When manufacturers are faced with a welding process that could potentially benefit from automation, where’s the best place to begin? The instinct is to dive right into specifying the cell design and required components. However, current trends in manufacturing are driving more attention to calculating return on investment (ROI) and gauging payback (time). While increasing throughput, improving product quality, dealing with labor shortage and right-sizing a robotic cell are valid factors to consider when pricing out a system, it’s also important to understand the potential financial gains of the robotic welding solution over the course of a targeted payback period.
While significant cost savings can occur over the 10- to 15-year lifespan of a robot (30,000-40,000 hours with proper maintenance and possible refurbishment), most companies plan to reach ROI within a two-year payback period.
So, why is it crucial to proactively bring these calculations into your decision making? Consider this hypothetical purchasing situation:
A manufacturing company, struggling to meet daily quotas, sought to purchase a robotic welding system. The existing process involved five workers at five different stations, spanning two shifts. However, an occasional labor shortage due to vacation or sick time—with no skilled laborers available to fill the void—made product quotas hard to achieve.
Company management determined that an investment in robotic automation would be advantageous to their current operations and spent months evaluating each work station, spec’ing out a system perfect for their process and capable of meeting daily quotas.
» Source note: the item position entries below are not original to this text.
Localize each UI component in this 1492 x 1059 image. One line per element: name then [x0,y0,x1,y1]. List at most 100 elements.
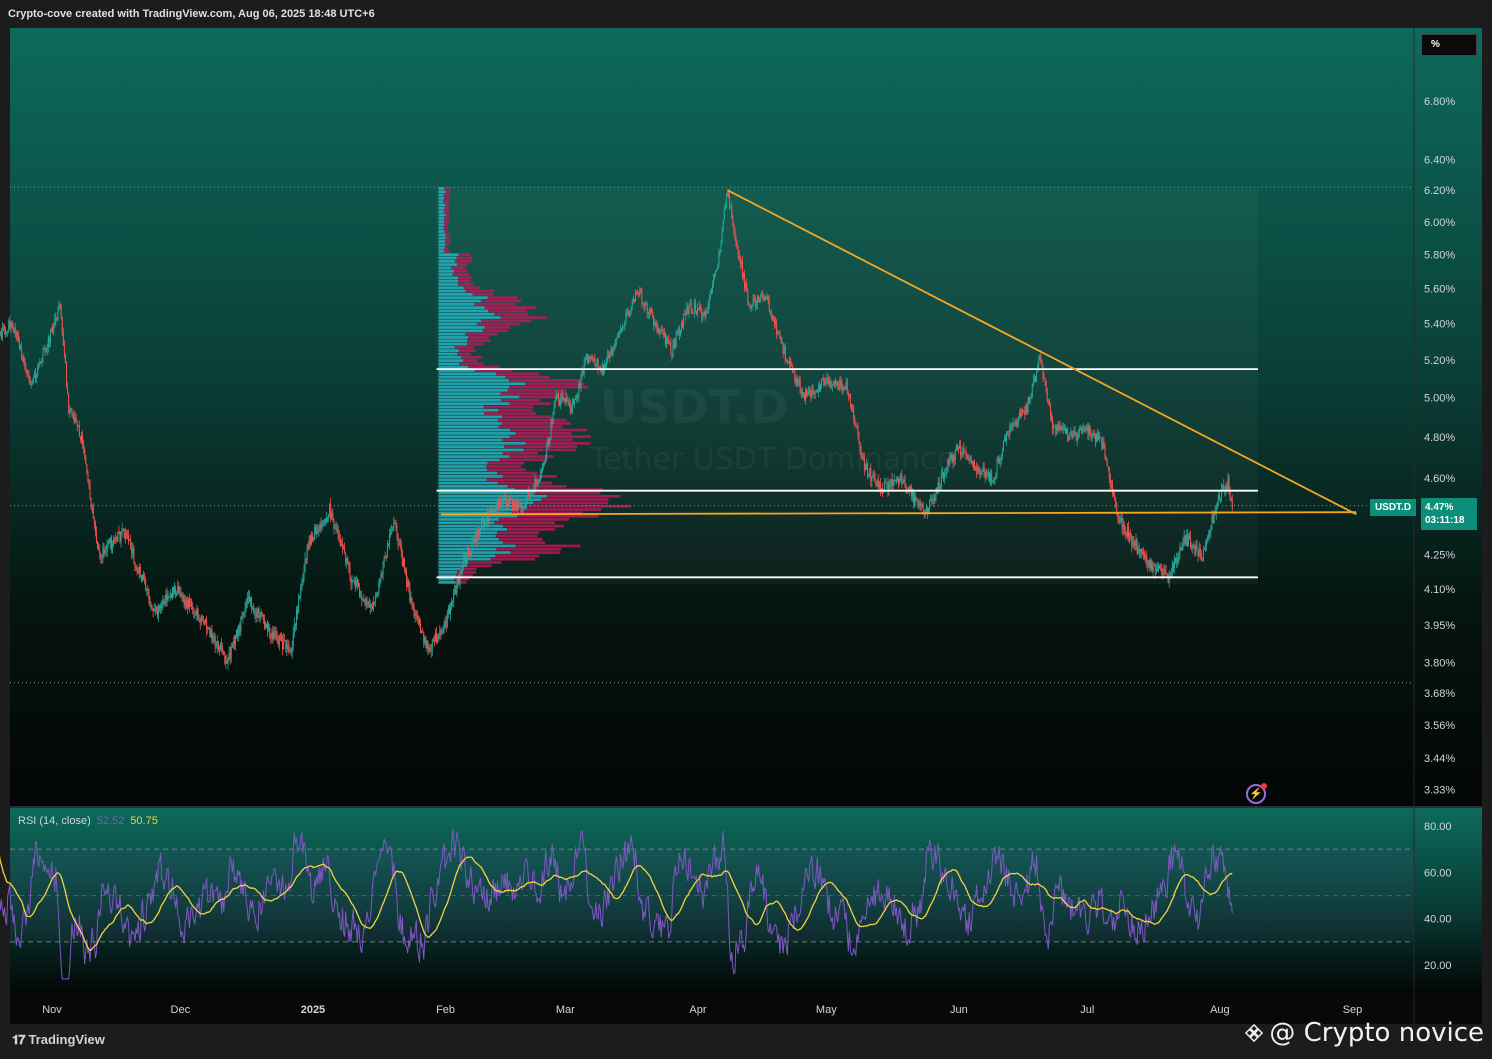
candle-body [442,629,444,634]
alert-bolt-icon[interactable]: ⚡ [1246,783,1267,804]
candle-body [216,641,218,647]
price-tick-label: 5.60% [1424,283,1455,295]
candle-body [395,523,397,527]
candle-body [982,466,984,472]
candle-body [898,478,900,484]
candle-body [688,304,690,314]
candle-body [980,474,982,475]
vp-row-up [438,471,498,475]
candle-body [917,501,919,506]
candle-body [18,342,20,349]
tradingview-logo[interactable]: 𝟏𝟕 TradingView [12,1032,105,1048]
candle-body [469,551,471,556]
candle-body [355,579,357,588]
vp-row-down [487,296,518,300]
candle-body [757,295,759,302]
rsi-legend[interactable]: RSI (14, close) 52.52 50.75 [18,815,158,827]
candle-body [974,461,976,468]
vp-row-up [438,392,501,396]
candle-body [1002,440,1004,451]
candle-body [184,599,186,606]
candle-body [374,601,376,603]
vp-row-up [438,299,481,303]
candle-body [1053,425,1055,430]
vp-row-down [465,289,495,293]
candle-body [894,479,896,482]
candle-body [446,613,448,628]
candle-body [570,409,572,413]
candle-body [272,632,274,640]
candle-body [211,630,213,642]
candle-body [759,300,761,302]
vp-row-down [457,352,471,356]
vp-row-down [455,580,467,584]
vp-row-up [438,379,509,382]
candle-body [113,539,115,545]
candle-body [1001,450,1003,458]
author-credit: @ Crypto novice [1245,1018,1484,1048]
vp-row-down [501,422,571,425]
candle-body [222,649,224,652]
candle-body [310,535,312,545]
vp-row-down [507,389,567,392]
vp-row-down [445,213,450,217]
candle-body [1066,428,1068,434]
candle-body [319,523,321,531]
candle-body [227,660,229,664]
vp-row-down [484,326,511,329]
candle-body [168,595,170,597]
candle-body [1031,383,1033,397]
candle-body [921,504,923,507]
candle-body [89,483,91,499]
tradingview-mark-icon: 𝟏𝟕 [12,1032,26,1047]
candle-body [500,498,502,507]
candle-body [206,618,208,630]
candle-body [682,322,684,328]
candle-body [280,636,282,642]
candle-body [196,608,198,615]
vp-row-up [438,216,445,220]
candle-body [214,636,216,648]
vp-row-up [438,293,473,296]
candle-body [667,337,669,340]
candle-body [233,641,235,644]
candle-body [858,435,860,443]
candle-body [411,597,413,604]
candle-body [580,374,582,389]
candle-body [519,504,521,506]
candle-body [1227,477,1229,490]
candle-body [515,501,517,510]
candle-body [326,517,328,519]
candle-body [29,380,31,385]
candle-body [1114,493,1116,499]
candle-body [128,534,130,541]
candle-body [808,387,810,395]
candle-body [48,337,50,343]
vp-row-down [467,561,502,564]
candle-body [340,543,342,546]
candle-body [261,612,263,615]
candle-body [539,474,541,480]
candle-body [199,619,201,623]
candle-body [607,353,609,359]
candle-body [655,321,657,326]
vp-row-down [509,435,591,439]
candle-body [659,329,661,335]
candle-body [791,364,793,366]
candle-body [32,376,34,381]
candle-body [307,544,309,549]
time-axis-background [10,994,1482,1024]
candle-body [703,312,705,317]
candle-body [605,365,607,366]
percent-scale-button[interactable]: % [1421,34,1477,56]
candle-body [293,624,295,633]
candle-body [1128,527,1130,538]
candle-body [550,421,552,438]
candle-body [167,596,169,601]
candle-body [613,348,615,350]
candle-body [673,338,675,345]
vp-row-down [465,332,498,336]
candle-body [645,304,647,305]
chart-header: Crypto-cove created with TradingView.com… [8,8,375,20]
Certain that a robotic workcell—based on process needs alone—would be an ideal solution, the company bought a welding system.
Once the system was installed and running at full capacity, company leadership realized something: even though daily quotas were being reached (despite occasional labor shortages), the numbers were showing that the payback period for their investment was now too long to justify the purchase.
The company failed to clearly define their business expectations and apply that knowledge to their equipment investment. If ROI targets had been determined upfront, the chosen system could have been built with key requirements in mind.
Estimating a realistic budget to meet defined business goals makes system design a more focused and productive undertaking. Upon commissioning of a new system, ramp-up time can be critical to meet target payback periods. In most cases, a standard ArcWorld® workcell can be a perfect fit. Not only are these pre-engineered solutions easy to integrate and operate, but also, they offer exceptional design and optimal configuration options for parts of all sizes. For unique applications, there are customized systems (equipped with world-class components to meet specific needs) available.
Robotic welding systems have come a long way in the past decade and are able to provide game-changing advantages for customers spanning diverse industries. Understanding the cost-savings associated with a long-term approach to automation is essential. Only then, can manufacturers make the most profitable decision when it comes to choosing a robotic welding solution.